The prey is expected to arrive on Saturday, the day when Japanese whaling ships, operating under the patronage of the Japanese Government, are scheduled to begin hunting minke whales, humpbacks and fin whales in southern waters. This is an area where Australia has declared an exclusive economic zone extending 200 nautical miles (370 kilometres) from the Antarctic coastline in a large swath of Antarctic waters. This is prime whale territory.
Yet the only intimidating presence that stands between the whaling ships and the slaughter of more than a thousand whales - the Japanese have set themselves a quota of 1030 - will be a private ship sailing under a Jolly Roger on which the crossed bones have been replaced by a trident and a shepherd's crook.

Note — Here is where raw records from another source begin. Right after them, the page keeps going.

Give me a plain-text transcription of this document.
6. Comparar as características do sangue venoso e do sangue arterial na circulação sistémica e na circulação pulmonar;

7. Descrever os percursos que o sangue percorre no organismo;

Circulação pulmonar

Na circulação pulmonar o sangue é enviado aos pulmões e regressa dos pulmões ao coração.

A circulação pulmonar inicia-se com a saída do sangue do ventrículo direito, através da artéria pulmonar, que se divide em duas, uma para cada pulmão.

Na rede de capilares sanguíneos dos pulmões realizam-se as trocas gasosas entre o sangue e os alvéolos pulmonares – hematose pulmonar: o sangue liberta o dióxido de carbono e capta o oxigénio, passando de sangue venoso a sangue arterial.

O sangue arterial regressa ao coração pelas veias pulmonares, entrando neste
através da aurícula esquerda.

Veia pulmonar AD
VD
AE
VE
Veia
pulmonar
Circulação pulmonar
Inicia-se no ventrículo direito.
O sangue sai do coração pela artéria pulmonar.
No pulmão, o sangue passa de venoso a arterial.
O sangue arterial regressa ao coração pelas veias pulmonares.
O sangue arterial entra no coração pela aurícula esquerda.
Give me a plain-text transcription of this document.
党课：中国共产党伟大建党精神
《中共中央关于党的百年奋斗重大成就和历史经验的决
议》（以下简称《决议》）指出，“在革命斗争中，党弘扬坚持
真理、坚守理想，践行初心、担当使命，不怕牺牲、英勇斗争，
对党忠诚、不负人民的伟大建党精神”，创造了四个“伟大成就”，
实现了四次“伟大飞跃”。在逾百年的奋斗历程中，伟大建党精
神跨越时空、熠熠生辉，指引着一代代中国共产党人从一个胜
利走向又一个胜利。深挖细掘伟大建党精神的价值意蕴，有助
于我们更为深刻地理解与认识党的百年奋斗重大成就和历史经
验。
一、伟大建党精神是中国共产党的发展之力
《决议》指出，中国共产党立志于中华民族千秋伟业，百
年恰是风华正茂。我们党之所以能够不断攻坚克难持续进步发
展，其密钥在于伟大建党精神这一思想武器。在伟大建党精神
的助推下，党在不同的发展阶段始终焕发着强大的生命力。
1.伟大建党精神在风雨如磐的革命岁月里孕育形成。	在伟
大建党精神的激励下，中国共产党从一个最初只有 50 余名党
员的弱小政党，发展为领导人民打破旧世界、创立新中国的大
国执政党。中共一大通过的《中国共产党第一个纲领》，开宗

The shepherd's crook signifies that this ship is operated by Sea Shepherd, the environmental vigilante of the sea.
"We shouldn't be doing this, we shouldn't have to," the ship's captain and Sea Shepherd's founder, Paul Watson, told me by satellite phone a few days ago. "If you want to stop pirates, you have to send pirates. It was a pirate, Captain Morgan, who shut down the slave trade in the Caribbean. It wasn't the British navy."
The black ship is registered in Rotterdam, captained by a Canadian, manned by an international crew and operates on the outer edges of the law.
"We have been called eco-terrorists," Watson said. "It's a strange label because we've never hurt anyone, while the Japanese have filled the ocean with blood. It's an audacious hypocrisy."